Identifying risk factors for diabetes is a necessary step in screening individuals and taking measures to prevent diabetes ( Table 1 ). Nonmodifiable risk factors include age (≥ 45 years), family history of diabetes in a parent or a sibling, personal history of gestational diabetes, history of polycystic ovary syndrome, and ethnicity (ie, Native American, African American, Hispanic American, or Pacific Islanders). Obesity, physical inactivity, dyslipidemia, hypertension, smoking, impaired fasting glucose (IFG), and impaired glucose tolerance (IGT) constitute modifiable risk factors for T2DM [5]. Excessive weight, specifically abdominal obesity, is thought to be a major contributor to the rising prevalence of T2DM across different ethnic and age groups [6]. Indeed, obesity is at the core of the metabolic syndrome, which manifests with increased waist circumference, high blood pressure, high triglycerides, low high-density lipoprotein (HDL) cholesterol, and/or abnormal glucose metabolism. The association between metabolic syndrome and an increased risk for diabetes is very well established [7].

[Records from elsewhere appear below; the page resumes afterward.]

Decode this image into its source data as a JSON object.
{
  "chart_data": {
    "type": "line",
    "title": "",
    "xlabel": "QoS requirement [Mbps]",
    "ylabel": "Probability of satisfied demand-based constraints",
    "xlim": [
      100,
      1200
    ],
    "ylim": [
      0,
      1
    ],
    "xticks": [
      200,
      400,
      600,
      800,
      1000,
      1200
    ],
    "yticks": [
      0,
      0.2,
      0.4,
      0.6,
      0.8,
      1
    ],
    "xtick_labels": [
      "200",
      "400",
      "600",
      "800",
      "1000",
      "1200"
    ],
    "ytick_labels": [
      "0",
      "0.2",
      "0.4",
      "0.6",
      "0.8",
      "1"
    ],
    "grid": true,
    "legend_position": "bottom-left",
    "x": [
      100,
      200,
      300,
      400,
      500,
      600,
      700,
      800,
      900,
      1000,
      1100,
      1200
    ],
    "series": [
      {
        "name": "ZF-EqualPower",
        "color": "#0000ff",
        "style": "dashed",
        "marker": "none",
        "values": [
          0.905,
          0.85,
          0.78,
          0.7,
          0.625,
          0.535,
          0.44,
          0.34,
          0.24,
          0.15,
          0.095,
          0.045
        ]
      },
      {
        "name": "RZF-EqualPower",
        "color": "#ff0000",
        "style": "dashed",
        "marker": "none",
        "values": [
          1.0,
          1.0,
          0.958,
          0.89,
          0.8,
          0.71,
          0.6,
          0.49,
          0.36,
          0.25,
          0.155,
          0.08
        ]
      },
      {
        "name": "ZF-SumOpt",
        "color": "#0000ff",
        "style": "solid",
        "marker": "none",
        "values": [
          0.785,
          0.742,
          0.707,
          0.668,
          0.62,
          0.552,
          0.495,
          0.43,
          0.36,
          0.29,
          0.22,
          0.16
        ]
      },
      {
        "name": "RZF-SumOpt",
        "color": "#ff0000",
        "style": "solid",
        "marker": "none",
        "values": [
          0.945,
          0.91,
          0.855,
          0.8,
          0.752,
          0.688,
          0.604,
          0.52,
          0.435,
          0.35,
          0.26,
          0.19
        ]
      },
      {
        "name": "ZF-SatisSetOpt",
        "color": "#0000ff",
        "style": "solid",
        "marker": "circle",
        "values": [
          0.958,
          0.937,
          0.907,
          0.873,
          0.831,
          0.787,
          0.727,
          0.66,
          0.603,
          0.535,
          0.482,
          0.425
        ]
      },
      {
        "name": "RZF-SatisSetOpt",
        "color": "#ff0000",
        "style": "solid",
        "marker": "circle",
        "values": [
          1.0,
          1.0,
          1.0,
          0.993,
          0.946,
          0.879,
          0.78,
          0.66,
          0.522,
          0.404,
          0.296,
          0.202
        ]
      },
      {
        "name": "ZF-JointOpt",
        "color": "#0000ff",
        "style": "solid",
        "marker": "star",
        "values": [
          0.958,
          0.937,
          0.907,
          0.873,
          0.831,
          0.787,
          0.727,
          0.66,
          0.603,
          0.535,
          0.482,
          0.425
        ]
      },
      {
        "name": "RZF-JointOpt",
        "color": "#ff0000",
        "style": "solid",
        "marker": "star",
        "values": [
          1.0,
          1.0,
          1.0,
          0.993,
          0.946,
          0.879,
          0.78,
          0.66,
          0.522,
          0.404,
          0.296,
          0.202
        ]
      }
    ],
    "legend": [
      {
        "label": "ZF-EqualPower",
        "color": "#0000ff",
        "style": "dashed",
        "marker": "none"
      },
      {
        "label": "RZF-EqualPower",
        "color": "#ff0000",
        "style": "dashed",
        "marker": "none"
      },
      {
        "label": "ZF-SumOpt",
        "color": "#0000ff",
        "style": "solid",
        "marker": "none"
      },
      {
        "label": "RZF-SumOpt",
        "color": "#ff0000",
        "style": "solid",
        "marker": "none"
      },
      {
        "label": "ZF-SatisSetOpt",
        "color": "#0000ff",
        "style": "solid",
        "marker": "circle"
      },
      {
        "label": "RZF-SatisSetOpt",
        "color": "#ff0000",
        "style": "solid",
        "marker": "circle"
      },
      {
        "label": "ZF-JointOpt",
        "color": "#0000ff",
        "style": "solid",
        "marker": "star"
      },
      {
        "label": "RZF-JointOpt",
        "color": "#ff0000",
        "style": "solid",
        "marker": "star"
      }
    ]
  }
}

The American Diabetes Association (ADA) recommends screening all adults for prediabetes by assessing for diabetes risk factors [8]. Glucose testing is recommended in individuals aged 45 years or older, and should be considered in adults of any age who are overweight or obese (body mass index [BMI] ≥ 25 kg/m 2 or ≥ 23 kg/m 2 in Asian Americans) and have 1 or more additional risk factors for diabetes. Testing also should be considered in children and adolescents who are overweight or obese and who have 2 or more additional risk factors. If tests are normal, repeat testing carried out at a minimum of 3-year intervals is suggested [8].

Prediabetes

Abnormalities in glucose metabolism progress along a continuum through various stages before T2DM develops. Years before the development of overt diabetes, and especially in the presence of excessive visceral fat, cellular sensitivity to insulin gradually decreases, leading to a compensatory increased insulin secretion [9]. With time, and under continuous increased demand, pancreatic beta cell function declines and ultimately fails to overcome insulin resistance and maintain a normal glucose metabolism, resulting in prediabetes followed by the development of diabetes. This early beta cell dysfunction was illustrated by the decreased beta cell volume observed on autopsy of obese patients with IFG or T2DM, when compared to obese individuals with normal glucose tolerance [10]. It is estimated that around 40% to 70% of beta cell function is already lost by the time diabetes is clinically diagnosed. This relatively slow pathophysiologic process allows the identification of at-risk patients well before their blood glucose levels reach the diabetic diagnostic thresholds, and therefore presents an opportunity for prevention.

Diagnostic Criteria

The ADA guidelines released in 2003 define prediabetes as IFG (fasting blood glucose [FBG] levels of 100–125 mg/dL), IGT (glucose levels of 140–199 mg/dL at 2 hours during an oral glucose tolerance test [OGTT] following an oral load of 75 g of dextrose), or both. Additionally, hemoglobin A1C (A1C) was introduced as a diagnostic tool for prediabetes in 2010, with values between 5.7% and 6.4% indicating prediabetes [8]. Most of these thresholds were chosen due to their association with increased rates of complications, notably retinopathy and cardiovascular disease.